S&P notes in a new report, Cyber Risk in a New Era: The Rocky Road to a Mature Cyber-Insurance Market, that much of the growth in the cyber-insurance market is being driven by a significant increase in cyber-insurance premiums rather than the size or volume of cyber-insurance contracts.
According to S&P, some insurers and reinsurers have chosen to reduce their cyber-risk appetite in response to increased frequency and severity of cyber attacks, as well as increased systemic vulnerabilities.
According to Munich Re, insurers and reinsurers wrote more than $9 billion in cyber-insurance premiums in 2021. According to S&P, that premium figure will rise by 25% per year to around $22.5 billion by 2025.
However, because that growth is being driven primarily by premium increases rather than the size or volume of cyber-insurance contracts, S&P believes that changes are required if future growth in the cyber-insurance market is to reflect more than just price increases.
"Improvements in risk modeling will be required if further growth is to reflect increased market capacity, driven by (re)insurers' increased risk appetite, rather than still higher rates underpinned by a supply-demand mismatch due to a reluctance to take on new risk," according to the report.
According to the report, there is a growing awareness of cyber risks, citing a Munich Re survey that found that 38% of C-level managers are extremely concerned about cyber risks, up from 30% in a previous survey. When top executives who are "concerned" about cyber threats are included, the total in the recent Munich Re survey reached 70%, according to S&P.
"Those growing concerns have coincided with increased mitigation efforts, and thus increased investment in cyber-risk management, including cyber insurance," according to the S&P report. "Such insurance policies have become a critical component of companies' cyber-risk management, providing a path to recovery from a cyber attack or data breach through financial compensation for IT services, digital forensic analysis, business interruption, equipment damage, legal costs, and fines."
However, significant price increases in cyber insurance in recent years have led some buyers to view the coverage as unaffordable, according to S&P, particularly among small and midsize businesses. As a result, some businesses and government entities have dropped cyber coverage, which may make future cyber attacks more difficult to recover from.
According to the S&P report, price fluctuations are likely to be an ongoing feature of the cyber-insurance market. According to the report, "these will result from the emergence of new risk differentiation models and variable pricing that incorporate emerging cyber-security standards and improvements in cyber-security systems."
According to S&P, risk differentiation has become an essential component of insurers' and reinsurers' efforts to create sustainable cyber-insurance products. It has also resulted in some contract cancellations when policyholders failed to meet insurers' and reinsurers' cyber-security standards.

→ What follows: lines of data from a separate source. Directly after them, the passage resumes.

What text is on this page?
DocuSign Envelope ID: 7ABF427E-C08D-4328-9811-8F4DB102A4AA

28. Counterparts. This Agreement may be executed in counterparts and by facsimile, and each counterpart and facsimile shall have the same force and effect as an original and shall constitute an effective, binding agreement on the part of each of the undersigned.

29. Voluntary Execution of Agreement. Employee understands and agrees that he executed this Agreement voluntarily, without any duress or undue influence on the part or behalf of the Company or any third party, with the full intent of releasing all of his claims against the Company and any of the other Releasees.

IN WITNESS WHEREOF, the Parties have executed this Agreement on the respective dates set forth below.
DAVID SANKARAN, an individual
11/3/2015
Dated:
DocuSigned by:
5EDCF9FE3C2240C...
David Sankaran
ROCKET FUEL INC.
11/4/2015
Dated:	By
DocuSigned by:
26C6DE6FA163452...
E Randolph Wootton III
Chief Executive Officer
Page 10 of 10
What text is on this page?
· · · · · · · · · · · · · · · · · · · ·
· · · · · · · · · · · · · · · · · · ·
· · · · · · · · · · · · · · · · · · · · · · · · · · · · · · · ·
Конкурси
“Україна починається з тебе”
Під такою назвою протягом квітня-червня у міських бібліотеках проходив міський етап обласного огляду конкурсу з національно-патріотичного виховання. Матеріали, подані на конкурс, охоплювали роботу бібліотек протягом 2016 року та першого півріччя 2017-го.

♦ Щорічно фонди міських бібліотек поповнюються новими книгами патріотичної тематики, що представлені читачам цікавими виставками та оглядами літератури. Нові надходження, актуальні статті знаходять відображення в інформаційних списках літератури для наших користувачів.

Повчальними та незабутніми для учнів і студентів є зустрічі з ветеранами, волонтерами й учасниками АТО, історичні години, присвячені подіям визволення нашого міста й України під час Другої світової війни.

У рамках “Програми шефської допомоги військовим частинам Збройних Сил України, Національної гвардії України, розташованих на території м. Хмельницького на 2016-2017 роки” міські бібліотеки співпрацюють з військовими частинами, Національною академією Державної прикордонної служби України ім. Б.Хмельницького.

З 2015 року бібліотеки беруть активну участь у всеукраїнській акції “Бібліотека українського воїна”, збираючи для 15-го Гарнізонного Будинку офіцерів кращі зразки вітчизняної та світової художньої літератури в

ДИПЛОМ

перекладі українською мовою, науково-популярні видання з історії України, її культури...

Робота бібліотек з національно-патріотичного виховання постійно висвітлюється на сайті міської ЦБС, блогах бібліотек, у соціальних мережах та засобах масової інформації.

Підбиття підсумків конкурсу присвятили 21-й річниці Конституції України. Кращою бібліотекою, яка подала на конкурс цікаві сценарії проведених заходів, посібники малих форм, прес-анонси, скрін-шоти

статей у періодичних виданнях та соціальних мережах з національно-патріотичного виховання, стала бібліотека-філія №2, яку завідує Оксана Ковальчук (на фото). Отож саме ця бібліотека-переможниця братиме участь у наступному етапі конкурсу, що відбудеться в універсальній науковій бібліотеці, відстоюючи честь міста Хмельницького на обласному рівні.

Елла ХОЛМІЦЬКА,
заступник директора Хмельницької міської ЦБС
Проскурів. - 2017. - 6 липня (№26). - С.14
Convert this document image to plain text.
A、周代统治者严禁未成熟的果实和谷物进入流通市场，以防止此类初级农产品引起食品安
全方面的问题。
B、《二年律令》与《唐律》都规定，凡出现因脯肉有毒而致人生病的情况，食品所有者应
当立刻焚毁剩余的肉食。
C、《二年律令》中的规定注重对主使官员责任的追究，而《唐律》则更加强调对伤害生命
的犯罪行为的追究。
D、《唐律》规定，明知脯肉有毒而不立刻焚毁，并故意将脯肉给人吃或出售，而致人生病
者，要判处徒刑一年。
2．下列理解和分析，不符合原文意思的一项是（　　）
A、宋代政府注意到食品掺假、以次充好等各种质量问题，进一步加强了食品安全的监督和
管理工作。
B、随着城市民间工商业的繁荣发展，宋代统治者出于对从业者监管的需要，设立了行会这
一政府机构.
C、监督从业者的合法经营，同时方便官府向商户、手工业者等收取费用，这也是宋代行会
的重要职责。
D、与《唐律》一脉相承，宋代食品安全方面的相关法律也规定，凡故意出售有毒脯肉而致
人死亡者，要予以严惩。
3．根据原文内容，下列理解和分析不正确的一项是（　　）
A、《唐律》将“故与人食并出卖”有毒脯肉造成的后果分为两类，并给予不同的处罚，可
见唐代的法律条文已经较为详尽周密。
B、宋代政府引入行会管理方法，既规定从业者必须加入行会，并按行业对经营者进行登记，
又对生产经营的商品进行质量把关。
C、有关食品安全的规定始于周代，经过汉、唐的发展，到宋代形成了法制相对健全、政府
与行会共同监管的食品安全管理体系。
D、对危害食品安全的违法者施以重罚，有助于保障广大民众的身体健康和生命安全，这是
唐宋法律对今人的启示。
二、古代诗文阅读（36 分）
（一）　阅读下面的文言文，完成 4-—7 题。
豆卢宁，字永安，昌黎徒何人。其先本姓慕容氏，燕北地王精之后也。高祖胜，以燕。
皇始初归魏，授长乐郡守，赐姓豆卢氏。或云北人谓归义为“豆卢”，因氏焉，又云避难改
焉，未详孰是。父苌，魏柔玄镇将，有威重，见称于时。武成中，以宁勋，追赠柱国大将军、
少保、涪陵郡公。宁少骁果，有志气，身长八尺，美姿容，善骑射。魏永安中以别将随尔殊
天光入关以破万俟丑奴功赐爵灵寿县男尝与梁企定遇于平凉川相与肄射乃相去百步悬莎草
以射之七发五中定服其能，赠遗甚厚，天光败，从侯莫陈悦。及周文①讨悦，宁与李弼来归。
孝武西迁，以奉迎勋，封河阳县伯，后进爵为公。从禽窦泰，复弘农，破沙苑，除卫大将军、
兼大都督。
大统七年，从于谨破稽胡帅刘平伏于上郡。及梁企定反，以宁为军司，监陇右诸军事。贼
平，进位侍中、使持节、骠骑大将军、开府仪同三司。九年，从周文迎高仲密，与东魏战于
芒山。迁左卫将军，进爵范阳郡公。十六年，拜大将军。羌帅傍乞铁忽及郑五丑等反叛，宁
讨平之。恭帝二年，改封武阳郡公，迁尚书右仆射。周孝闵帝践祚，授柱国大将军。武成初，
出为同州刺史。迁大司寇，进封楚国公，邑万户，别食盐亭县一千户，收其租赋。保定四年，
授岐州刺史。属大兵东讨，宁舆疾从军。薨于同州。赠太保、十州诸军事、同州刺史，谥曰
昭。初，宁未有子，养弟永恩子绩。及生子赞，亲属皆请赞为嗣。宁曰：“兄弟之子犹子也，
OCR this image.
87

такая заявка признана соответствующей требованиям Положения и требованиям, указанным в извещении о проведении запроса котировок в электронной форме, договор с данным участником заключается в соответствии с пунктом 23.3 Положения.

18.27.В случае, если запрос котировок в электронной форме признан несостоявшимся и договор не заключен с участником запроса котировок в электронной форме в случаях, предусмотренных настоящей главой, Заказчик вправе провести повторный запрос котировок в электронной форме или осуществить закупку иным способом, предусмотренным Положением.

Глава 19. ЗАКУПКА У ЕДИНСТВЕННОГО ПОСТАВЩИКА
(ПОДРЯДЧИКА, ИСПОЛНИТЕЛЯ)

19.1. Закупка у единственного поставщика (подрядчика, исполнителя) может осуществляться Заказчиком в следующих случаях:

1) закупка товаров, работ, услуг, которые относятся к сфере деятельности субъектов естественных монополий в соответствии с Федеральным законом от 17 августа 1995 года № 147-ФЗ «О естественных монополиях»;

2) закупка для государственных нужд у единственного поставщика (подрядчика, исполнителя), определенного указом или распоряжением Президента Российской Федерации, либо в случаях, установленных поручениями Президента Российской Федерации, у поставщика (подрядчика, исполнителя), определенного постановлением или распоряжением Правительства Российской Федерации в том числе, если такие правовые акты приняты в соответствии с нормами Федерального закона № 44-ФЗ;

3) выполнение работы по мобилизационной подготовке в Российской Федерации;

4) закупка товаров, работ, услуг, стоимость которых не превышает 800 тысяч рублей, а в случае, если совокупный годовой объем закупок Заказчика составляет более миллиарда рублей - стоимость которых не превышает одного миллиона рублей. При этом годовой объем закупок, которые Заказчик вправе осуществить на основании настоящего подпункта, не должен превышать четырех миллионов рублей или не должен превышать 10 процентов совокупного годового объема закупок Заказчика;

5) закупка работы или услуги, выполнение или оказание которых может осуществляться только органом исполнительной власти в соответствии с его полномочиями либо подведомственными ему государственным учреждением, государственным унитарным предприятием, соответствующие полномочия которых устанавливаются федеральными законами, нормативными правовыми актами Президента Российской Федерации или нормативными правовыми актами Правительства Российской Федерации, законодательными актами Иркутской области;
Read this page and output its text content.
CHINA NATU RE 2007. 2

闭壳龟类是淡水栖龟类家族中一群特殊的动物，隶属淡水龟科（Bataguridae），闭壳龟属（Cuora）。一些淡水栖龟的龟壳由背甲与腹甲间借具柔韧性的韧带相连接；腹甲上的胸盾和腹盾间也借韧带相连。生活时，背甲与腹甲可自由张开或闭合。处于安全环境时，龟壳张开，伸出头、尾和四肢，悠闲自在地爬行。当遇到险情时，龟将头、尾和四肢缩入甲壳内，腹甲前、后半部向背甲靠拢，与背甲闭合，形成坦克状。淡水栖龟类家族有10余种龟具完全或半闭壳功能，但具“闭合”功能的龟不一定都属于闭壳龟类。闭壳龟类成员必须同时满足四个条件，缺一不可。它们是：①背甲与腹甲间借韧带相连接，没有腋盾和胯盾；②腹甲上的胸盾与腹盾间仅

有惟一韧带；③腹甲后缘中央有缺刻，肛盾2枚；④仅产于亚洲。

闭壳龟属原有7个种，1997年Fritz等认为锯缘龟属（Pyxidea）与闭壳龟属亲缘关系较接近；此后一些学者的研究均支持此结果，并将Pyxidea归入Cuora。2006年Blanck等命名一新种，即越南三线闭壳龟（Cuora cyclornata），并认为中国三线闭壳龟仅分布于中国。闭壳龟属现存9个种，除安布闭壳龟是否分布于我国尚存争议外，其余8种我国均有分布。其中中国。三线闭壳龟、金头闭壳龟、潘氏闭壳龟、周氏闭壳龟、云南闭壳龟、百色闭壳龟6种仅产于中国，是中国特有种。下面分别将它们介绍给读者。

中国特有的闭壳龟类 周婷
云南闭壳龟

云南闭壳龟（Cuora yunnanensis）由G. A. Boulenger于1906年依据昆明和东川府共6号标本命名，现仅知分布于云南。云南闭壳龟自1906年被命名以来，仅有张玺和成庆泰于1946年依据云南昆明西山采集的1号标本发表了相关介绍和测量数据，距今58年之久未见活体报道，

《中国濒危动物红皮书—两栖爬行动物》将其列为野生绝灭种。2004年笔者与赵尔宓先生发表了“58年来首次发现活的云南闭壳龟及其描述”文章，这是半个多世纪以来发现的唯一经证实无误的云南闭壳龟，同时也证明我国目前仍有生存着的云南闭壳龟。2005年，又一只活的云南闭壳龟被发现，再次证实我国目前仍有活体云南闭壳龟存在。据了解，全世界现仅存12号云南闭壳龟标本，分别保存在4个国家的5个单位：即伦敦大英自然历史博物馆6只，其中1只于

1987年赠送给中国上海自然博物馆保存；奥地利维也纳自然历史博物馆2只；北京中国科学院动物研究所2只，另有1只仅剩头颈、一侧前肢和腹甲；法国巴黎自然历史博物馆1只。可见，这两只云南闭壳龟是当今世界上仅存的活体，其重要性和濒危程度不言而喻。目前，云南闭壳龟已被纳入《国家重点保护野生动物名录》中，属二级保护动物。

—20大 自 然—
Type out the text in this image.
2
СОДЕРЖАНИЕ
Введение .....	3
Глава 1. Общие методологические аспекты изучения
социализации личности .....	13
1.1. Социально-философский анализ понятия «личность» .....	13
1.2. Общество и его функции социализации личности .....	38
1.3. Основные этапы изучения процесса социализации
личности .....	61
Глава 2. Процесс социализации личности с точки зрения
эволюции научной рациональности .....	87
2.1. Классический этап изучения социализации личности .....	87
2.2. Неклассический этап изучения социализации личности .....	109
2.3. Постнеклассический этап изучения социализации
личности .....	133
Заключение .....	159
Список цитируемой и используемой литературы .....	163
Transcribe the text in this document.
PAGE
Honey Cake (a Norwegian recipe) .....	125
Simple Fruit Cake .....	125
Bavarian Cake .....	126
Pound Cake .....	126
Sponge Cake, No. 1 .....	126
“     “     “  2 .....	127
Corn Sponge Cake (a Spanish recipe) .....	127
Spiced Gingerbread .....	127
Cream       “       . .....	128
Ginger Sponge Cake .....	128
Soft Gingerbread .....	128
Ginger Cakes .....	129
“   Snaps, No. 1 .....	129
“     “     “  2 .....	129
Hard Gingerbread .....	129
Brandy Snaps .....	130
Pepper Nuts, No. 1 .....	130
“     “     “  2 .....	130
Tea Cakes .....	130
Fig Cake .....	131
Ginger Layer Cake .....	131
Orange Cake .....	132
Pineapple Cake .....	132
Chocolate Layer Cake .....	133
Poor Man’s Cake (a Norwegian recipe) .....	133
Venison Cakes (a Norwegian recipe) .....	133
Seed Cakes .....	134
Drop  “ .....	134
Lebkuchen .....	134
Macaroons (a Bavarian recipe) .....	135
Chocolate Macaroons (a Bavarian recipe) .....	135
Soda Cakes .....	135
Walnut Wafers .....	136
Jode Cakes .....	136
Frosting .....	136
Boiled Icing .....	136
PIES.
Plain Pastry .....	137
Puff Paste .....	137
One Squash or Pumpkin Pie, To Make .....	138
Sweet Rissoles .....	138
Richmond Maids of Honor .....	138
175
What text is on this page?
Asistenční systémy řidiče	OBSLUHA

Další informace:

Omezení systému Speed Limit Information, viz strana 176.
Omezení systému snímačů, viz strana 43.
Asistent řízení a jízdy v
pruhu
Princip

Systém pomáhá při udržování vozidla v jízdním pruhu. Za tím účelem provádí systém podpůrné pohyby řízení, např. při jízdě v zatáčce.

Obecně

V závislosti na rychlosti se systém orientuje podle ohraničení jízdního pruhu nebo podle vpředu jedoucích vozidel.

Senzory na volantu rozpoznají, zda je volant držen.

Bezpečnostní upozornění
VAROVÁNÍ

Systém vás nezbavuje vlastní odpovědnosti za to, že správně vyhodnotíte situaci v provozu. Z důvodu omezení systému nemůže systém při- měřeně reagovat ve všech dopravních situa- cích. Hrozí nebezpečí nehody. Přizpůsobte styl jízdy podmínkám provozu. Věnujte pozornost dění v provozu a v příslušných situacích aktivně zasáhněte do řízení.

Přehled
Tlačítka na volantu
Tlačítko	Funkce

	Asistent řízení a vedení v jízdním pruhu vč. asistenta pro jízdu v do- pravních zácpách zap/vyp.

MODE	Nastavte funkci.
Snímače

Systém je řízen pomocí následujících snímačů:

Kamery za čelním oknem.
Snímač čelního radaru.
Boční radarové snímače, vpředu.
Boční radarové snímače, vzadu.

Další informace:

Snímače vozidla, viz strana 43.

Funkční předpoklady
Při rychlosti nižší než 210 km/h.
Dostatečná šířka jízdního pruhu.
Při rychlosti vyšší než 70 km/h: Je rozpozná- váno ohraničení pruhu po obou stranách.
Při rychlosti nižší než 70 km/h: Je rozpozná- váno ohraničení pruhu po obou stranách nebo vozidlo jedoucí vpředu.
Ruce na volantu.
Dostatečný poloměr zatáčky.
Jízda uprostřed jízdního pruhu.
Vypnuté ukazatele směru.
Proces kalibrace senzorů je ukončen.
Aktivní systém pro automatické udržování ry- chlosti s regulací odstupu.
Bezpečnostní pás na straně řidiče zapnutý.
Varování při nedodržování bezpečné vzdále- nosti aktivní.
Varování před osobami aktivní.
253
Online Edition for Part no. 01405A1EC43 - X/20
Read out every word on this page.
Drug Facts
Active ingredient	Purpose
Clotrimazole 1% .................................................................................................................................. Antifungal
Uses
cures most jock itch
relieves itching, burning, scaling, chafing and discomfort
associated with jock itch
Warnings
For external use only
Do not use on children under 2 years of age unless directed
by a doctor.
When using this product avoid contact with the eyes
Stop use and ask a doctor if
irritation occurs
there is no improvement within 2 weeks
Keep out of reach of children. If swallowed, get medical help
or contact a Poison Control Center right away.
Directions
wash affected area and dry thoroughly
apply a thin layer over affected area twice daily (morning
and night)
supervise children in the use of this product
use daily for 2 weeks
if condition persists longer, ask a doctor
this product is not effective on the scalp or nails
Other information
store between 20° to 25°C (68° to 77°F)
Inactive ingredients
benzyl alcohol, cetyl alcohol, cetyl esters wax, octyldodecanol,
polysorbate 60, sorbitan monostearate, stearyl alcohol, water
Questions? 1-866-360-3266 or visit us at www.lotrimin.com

According to the report, cyber insurers have also revised contract terms and conditions, increased required policyholder retentions, and imposed sublimits for certain types of loss, particularly ransomware or business interruption.
"Those changes are due in part to the significant number of insurers whose loss ratios have sharply increased, primarily as a result of larger and more frequent ransomware-related claims," S&P says.
Cyber insurers will continue to face challenges in generating consistent profits. It mentions their worse-than-expected 2021 results, which led to increased reluctance to underwrite larger risks and decreased risk appetites among some cyber insurers. "That apprehension, and the resulting shift in underwriting strategies," S&P says, "has been exacerbated by the Russia-Ukraine conflict, and concerns that it could lead to an increase in cyber attacks, even if this has not yet materialized."
Insurers are increasingly turning down requests for cyber coverage from prospective buyers who lack comprehensive information technology (IT) system backups, endpoint detection technology, IT system patching protocols, defined cyber-attack response plans, or multifactor authentication.
Meanwhile, cyber insurers have begun monitoring new threat actors and emerging cyber-attack tactics in real time. According to S&P, "this monitoring now regularly feeds into the standardized information and system security questions that insurers use to assess risk." "We welcome this and believe it will allow for a better assessment of the underlying risk dynamics of policyholders and potential clients."
According to S&P, dynamic contract conditions are likely to remain a feature of the cyber-insurance market. Meanwhile, clear and precise policy language is critical to the market's long-term development.
"The threat of spillover (deliberate or accidental) from cyber attacks linked to the Russia-Ukraine conflict has highlighted the need for clearer terms in contracts in recent months," the report says. "At the heart of the problem are so-called war exclusions, which were intended to bar claims arising from physical or kinetic war but have proven unsuitable in the context of cyber warfare."
According to the S&P report dated July 26, 2022, a stable cyber-insurance market is beneficial to both policyholders, who would benefit from greater coverage certainty and lower costs, and insurers, who would be better able to match cyber-insurance products to their risk appetites while reducing return volatility.
"We believe that clearer policies will be at the forefront of those efforts," the S&P report says, "but that it will also necessitate a deeper understanding of how ransomware drives losses, improvements in scenario modeling, better risk accumulation management, and disciplined underwriting." "Insurers that aggressively expand in the cyber market without that expertise risk increased capital and earnings volatility, which could cause us to change our assessment of their operations."